Cebu’s Sinulog Festival

It’s that time of the year once more for the sought-after and crowd-drawing festivals in the Visayas which will run for the whole of January—Iloilo City’s Dinagyang, Cebu’s Sinulog, and Kalibo’s Ati-Atihan. On top of these is a horde of under-the-radar celebrations across the archipelago ascribed to the Sto. Niño or Holy Child Jesus, which date back to the Spanish colonial era.

But with the pandemic we are in, festivities have been largely scaled down and focused on the religious components. Most of the physical activities were pre-recorded under strict safety protocols and streamed online for public viewing, if only to keep the traditions alive.

Here are some of the most-awaited festivals and their exotic locations which we have to witness differently this time of pandemic. If you can, driving through these areas is a nostalgic alternative, sans the “dancing in the street” as Mick Jagger and David Bowie, or The Mamas & The Papas, would put it.

My indulgence for the pun, but here are the notable pit stops where you can do the “Pit Senyor!” tribute under the new normal.

Pit Stop 1: Kalibo. The provincial capital town of Aklan, it takes pride in being home to Ati-Atihan, recognized as the “Mother of Philippine Festivals” and one of the country’s oldest. It is believed to date back to the 1200s when ancient Ati tribes danced in celebration upon forging a peace pact with the Malay chieftains from Borneo who bought their land with a golden salakot.

Participants blacken themselves with soot and don tribal costumes to the shouts of “hala bira!” to recreate the tell-tale ancient celebrative dance. Unlike its more elaborate, choreographed, and better-funded counterparts, Ati-Atihan has a more authentic feel of a festival, with its frenzied drum beats enticing spectators to dance in place and even join the fray at some point.

Drive, or better yet pedal, around Kalibo’s points of interest which are often overlooked as revelers immediately rush off to Boracay Island, just over an hour away. Within the town proper, swing by the Museo It Akean, Aklan Freedom Shrine, St. John the Baptist Cathedral, and shops selling the exquisite (and expensive) piña cloth, dubbed as the “Queen of Philippine fabrics.”

In the adjoining barangays, visit Tigayon Hill and Cave, the former secret sanctuary of the province’s freedom fighters, and the 200-hectare Bakhawan Eco-Park mangrove forest. 
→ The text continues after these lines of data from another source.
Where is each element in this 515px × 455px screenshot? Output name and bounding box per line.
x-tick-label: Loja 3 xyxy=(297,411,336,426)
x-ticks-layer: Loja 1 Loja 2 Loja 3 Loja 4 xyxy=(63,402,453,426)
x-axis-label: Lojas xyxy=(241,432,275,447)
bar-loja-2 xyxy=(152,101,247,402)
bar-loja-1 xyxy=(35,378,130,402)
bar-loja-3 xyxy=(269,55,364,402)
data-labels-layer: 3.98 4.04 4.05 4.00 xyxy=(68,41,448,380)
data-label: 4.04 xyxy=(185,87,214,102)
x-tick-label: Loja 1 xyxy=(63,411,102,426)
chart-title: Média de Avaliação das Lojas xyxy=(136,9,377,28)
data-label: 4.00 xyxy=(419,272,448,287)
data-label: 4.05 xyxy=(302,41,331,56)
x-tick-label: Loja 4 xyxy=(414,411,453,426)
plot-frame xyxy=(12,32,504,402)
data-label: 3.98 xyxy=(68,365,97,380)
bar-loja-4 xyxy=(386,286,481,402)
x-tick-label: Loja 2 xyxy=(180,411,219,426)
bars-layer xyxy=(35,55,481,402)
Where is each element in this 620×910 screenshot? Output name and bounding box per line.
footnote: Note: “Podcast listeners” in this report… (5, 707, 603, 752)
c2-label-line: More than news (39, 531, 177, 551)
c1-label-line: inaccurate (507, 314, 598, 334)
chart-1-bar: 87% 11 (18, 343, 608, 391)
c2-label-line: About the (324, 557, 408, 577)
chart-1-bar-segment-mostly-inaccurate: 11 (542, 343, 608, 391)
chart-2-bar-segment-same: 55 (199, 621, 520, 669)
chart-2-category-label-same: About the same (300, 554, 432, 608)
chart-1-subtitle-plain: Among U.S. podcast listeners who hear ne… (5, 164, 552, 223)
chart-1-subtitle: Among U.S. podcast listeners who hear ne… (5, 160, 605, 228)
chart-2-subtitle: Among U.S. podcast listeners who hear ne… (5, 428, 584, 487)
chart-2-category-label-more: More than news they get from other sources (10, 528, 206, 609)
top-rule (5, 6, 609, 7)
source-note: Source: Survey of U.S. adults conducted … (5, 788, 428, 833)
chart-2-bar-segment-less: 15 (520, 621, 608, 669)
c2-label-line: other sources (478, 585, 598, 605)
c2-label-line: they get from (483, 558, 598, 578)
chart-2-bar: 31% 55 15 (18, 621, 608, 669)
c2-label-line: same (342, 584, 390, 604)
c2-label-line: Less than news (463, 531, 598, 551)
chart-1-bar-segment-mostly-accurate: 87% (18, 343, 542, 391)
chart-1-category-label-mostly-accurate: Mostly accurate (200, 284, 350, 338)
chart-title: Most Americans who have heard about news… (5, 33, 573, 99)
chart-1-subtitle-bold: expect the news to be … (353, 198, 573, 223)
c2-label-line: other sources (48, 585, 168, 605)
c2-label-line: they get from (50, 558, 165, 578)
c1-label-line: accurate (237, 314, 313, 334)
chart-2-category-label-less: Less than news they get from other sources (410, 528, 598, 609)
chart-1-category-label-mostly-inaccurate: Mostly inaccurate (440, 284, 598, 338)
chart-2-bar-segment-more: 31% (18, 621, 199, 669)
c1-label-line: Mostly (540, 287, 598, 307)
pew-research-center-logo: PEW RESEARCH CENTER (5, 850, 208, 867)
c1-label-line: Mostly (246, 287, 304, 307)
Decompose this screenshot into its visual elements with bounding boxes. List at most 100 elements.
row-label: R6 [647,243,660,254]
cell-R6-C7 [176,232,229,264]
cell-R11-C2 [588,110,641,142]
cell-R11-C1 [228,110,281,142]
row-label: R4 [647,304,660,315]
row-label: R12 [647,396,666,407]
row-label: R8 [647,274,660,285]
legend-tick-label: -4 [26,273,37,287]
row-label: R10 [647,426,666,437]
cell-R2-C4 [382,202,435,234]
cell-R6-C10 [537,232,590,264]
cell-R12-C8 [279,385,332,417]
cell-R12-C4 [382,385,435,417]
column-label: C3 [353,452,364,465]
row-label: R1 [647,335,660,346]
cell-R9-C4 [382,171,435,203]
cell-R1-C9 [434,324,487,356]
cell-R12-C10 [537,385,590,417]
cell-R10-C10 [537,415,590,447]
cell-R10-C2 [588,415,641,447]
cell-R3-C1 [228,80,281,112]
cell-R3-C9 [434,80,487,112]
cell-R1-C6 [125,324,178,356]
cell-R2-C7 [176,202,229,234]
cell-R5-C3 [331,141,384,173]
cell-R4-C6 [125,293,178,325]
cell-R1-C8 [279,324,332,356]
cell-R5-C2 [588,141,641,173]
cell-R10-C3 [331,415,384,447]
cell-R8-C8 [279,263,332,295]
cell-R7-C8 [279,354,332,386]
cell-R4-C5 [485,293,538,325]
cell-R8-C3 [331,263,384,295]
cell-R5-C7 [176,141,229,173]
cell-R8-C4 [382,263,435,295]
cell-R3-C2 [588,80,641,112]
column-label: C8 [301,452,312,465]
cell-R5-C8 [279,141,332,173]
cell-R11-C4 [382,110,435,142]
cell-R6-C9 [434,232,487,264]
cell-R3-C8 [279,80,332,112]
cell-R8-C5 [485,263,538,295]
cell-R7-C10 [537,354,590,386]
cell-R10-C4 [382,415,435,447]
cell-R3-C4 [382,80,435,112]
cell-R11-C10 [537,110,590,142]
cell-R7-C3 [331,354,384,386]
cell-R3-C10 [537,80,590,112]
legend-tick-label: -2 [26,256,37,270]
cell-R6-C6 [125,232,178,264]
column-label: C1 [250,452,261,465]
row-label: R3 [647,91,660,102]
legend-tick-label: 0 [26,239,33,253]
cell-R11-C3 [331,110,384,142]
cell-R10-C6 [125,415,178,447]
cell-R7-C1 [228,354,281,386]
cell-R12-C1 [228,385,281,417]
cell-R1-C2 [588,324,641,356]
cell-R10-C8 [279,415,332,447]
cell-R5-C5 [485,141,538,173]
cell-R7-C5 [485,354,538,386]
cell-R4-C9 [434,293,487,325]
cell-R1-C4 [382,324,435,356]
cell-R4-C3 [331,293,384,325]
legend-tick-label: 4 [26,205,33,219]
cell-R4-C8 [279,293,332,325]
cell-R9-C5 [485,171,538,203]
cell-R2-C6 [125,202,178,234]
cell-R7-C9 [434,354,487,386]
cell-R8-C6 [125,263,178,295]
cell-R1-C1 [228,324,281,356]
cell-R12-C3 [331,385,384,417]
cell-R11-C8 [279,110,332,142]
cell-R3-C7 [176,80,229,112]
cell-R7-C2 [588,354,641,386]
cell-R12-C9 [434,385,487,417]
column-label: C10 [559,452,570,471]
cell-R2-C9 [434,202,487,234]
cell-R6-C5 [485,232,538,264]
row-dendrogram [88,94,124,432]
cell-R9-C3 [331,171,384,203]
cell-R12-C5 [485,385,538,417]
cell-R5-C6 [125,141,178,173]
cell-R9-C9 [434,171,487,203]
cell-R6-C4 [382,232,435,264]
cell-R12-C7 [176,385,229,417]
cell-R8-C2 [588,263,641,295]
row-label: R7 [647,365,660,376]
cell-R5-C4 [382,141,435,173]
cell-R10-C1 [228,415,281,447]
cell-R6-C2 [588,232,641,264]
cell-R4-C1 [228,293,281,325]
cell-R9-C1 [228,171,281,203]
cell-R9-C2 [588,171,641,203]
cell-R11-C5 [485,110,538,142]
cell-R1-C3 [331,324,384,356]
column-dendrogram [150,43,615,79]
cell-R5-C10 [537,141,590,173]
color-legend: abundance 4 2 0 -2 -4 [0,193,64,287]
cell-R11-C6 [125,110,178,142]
Kalibo’s Ati-Atihan Festival

Pit Stop 2: Cebu. Sinulog is arguably the best-marketed Sto. Niño festival, with the incumbent president making it a point to grace the pompous occasion. This year’s edition was marred with confusion as the parade was cancelled just two weeks away, just as the planners were racking their brains how to execute a physically distanced street dancing.

But even sans the pageantry, the metropolitan area is a treasure throve of faith and culture, particularly when the country is observing this year the 500th anniversary of Christianity where Cebu plays a central part.

Travel back in time on foot around the “paseo kabilin” or heritage lane which covers the Cathedral, Yap-San Diego Mansion, Gorordo Museum, Fort San Pedro, Plaza Independencia, Museo Sugbo, Rajah Humabon Monument, and the iconic Magellan’s Cross and the Basilica Minore del Santo Niño de Cebu, the heart of the festivity and home to the archipelago’s oldest religious image.

At any given time, the Basilica’s vicinity teems with old women doing the old-fashioned sulog ritual prayer dance, precursor of present-day Sinulog steps, as they light candle offerings at Magellan’s Cross and exclaim “pit senyor!” as a homage to the patron saint.

You can commune with nature and drive to the city’s upland farm tourism resorts which is the best physical distancing you can do away from the crowd.

Sinulog Festival a decade ago

Pit Stop 3: Iloilo. Hailed for its remarkable urban renewal and heritage conservation program, this bustling city is home to the equally magnificent and award-winning “Dinagyang Festival.” But without the riotous dance tilt, you can feast on Ilonggo cuisine, dominated by the ubiquitous batchoy and pansit molo, and marvel at the well-preserved and repurposed Spanish-era ancestral mansions, churches, museums, public buildings and plazas.

Interestingly, Iloilo claims to being the “Queen’s City of the South” and they have records of Spanish Queen Regent Maria Cristina’s royal declaration dated October 5, 1889 to back it.

To promote physical well-being, biking, jogging and walking are highly encouraged among locals, particularly at the beautifully landscaped River Esplanade. Public transportation is a pleasant and inexpensive mobility with its organized routes and tidy jeepneys which mimic the bumpers of popular car brands.

All told, the city is a shining proof that the Old World charm and gentrification can blend perfectly, something cities of the future can emulate.